The Value of Going "Old School" in Data Science
By Dr. Tim Oates, Chief Data Scientist
When I entered graduate school to work on a Ph.D. in Artificial Intelligence, the outlook for the field was uncertain, with dwindling attendance at the main national conferences and at best a lukewarm job market. Things could not be more different today! There’s genuine excitement in academia and industry, and even the popular press about recent advances in AI and Machine Learning. We’ve got machines that beat the world’s best human players at Jeopardy! and Go and learn to play Atari games like people by watching the video screen and experimenting.
That may be fun and games, but underneath these successes are two driving forces, one more important than the other: new learning algorithms and more data. Which do you think is the more important one? Sometimes we solve new problems because we didn’t have the right algorithms before. More often than not, especially in the business world, we solve new problems because we didn’t have the data before or, more likely, we didn’t have the time to look at the data we had carefully enough.

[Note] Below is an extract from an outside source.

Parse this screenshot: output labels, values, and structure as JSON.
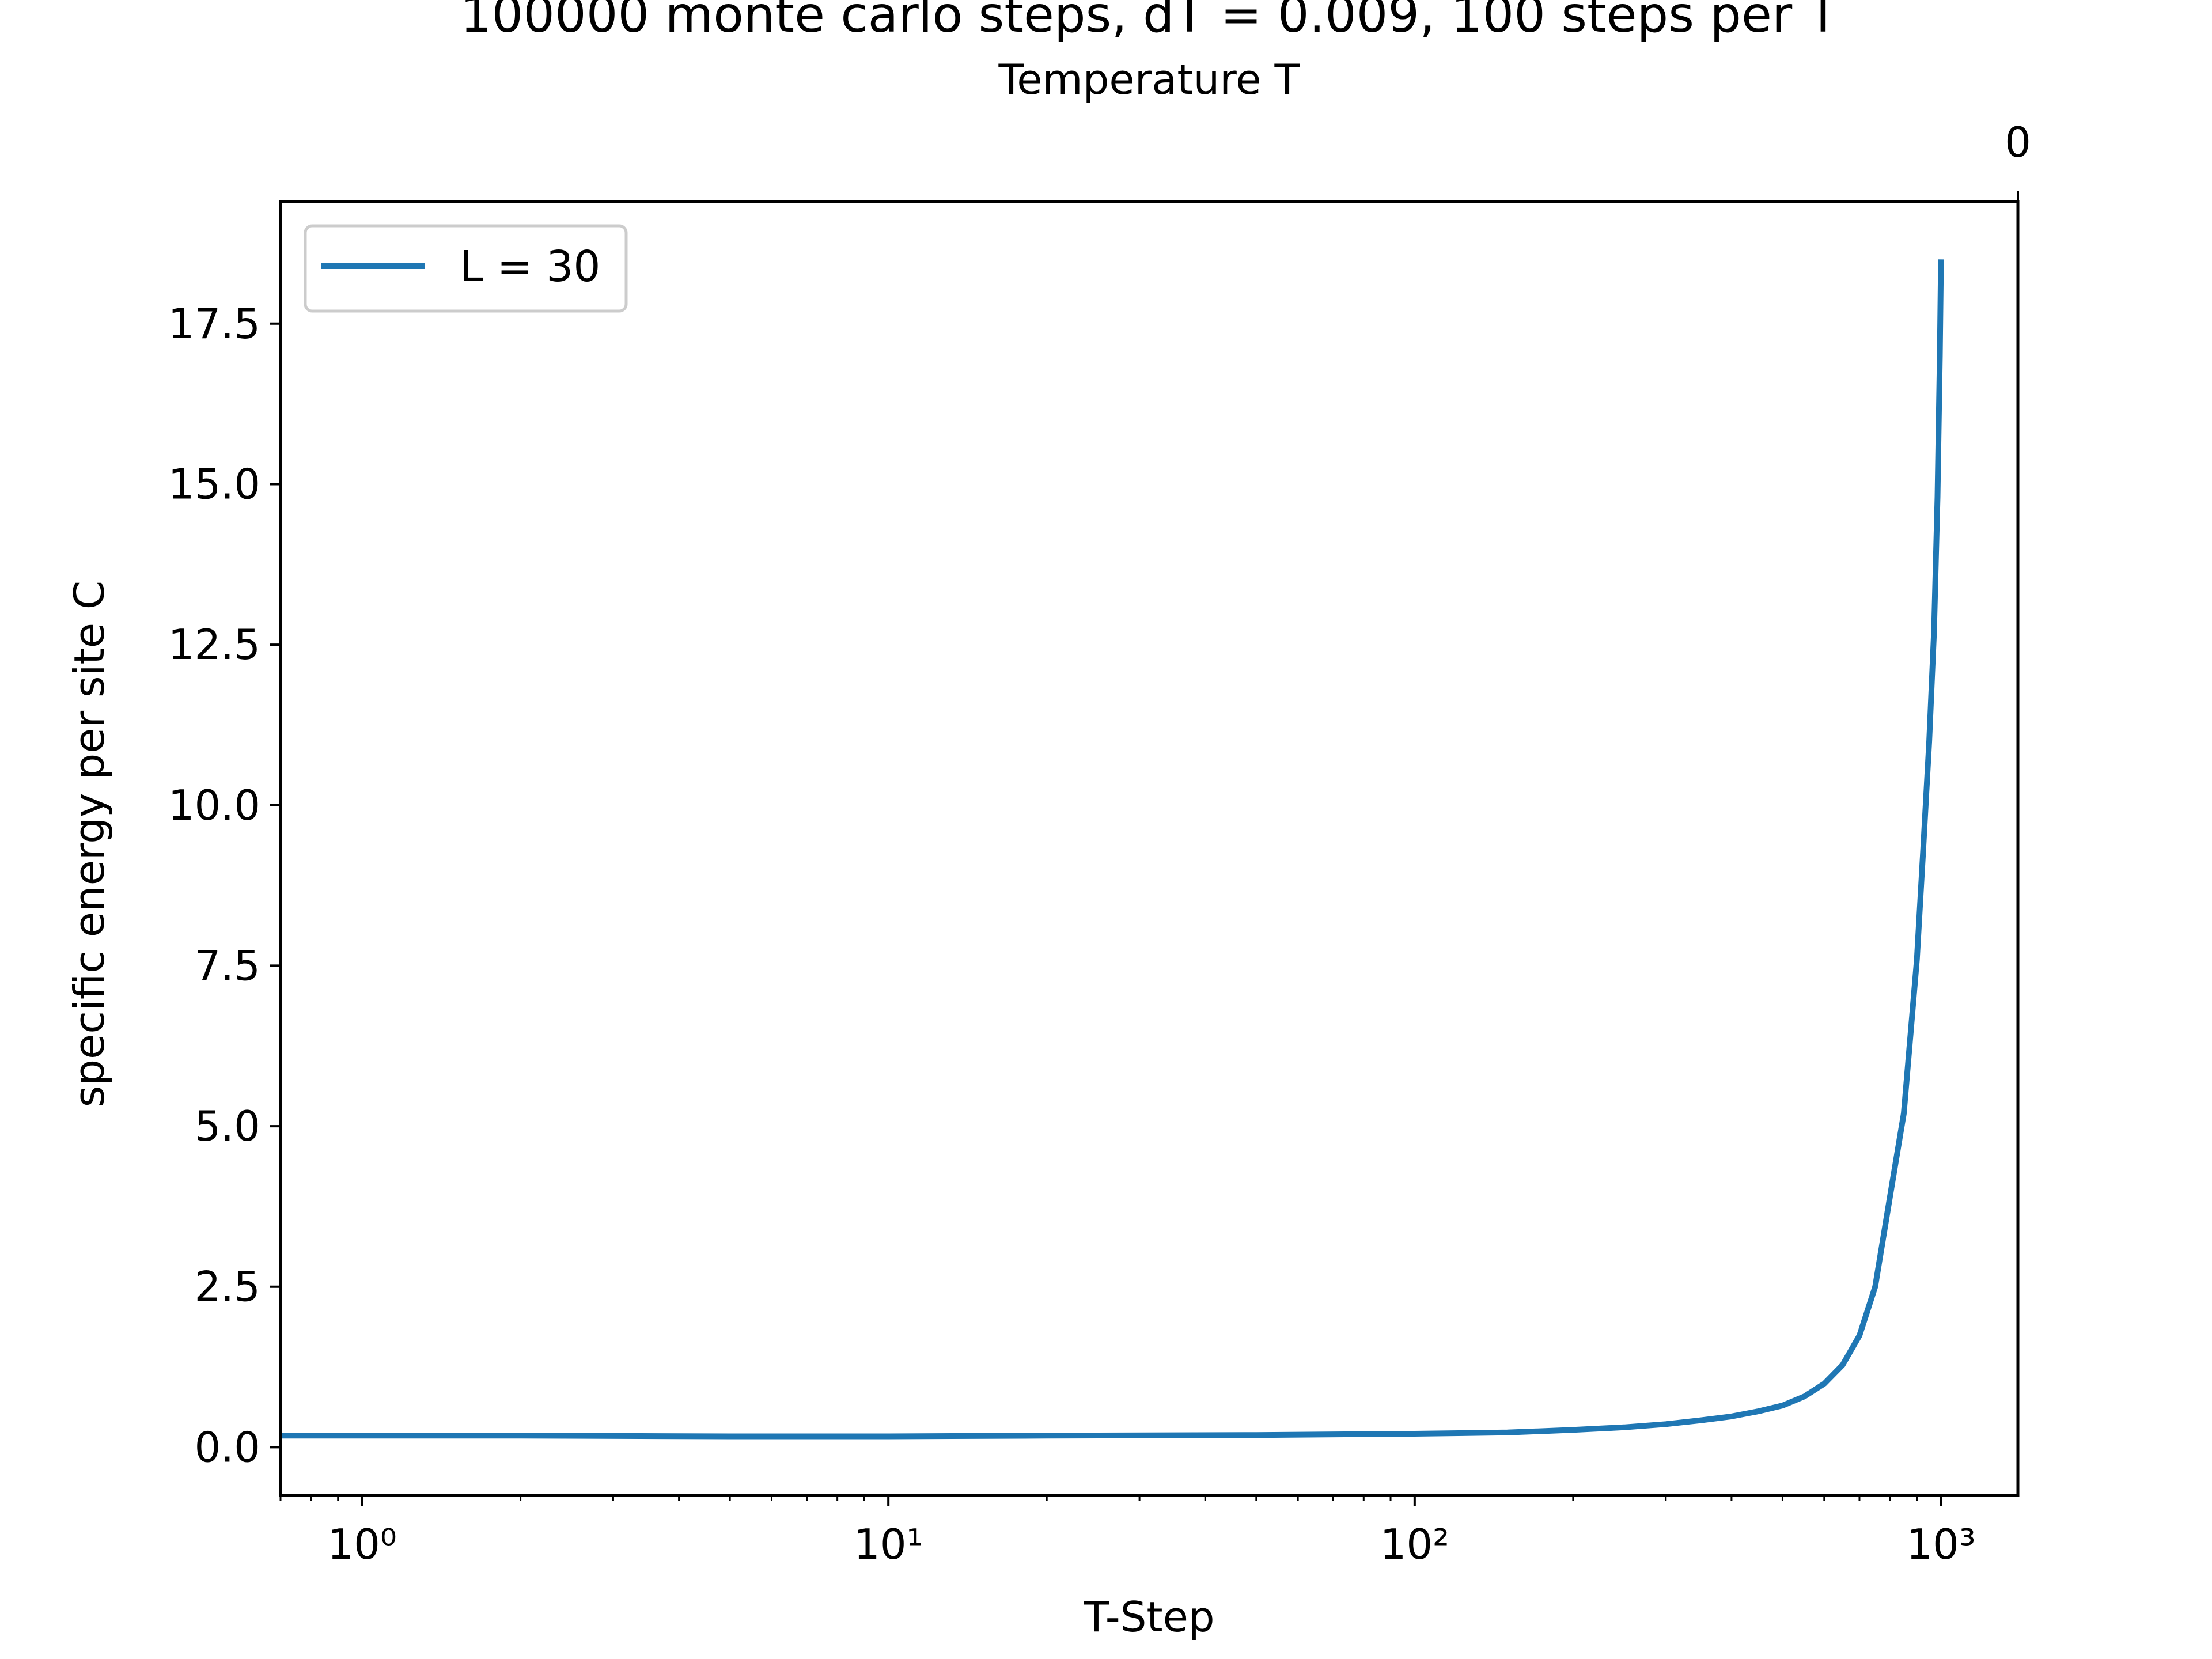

I’ve seen this play out over and over again in talking to businesses about their data. Companies of all sizes know their own data well, and typically have great ideas about how they’d like to use it in new and interesting ways, but just don’t know how to get started. They may have heard about deep learning or deep neural networks and wonder if these new, powerful tools could be the right thing. But 9 times out of 10, it’s better to go old school and use tools that have been around in one form or another since I was a grad student. And this isn’t a simple case of nostalgia. The first International Conference on Machine Learning was in 1980, and very powerful, well-understood learning algorithms that have been around for decades at this point are often simpler, faster, easier to explain, and just produce better results that are easier to interpret than the latest and greatest 100-layer Convolutional Neural Network.
Sometimes you have to break out the algorithmic big guns, but more often than not there’s a better path to extracting value from data, where “better” means faster, cheaper, and more impactful for the business. The key is knowing the toolbox well and choosing the right tool for the job at hand.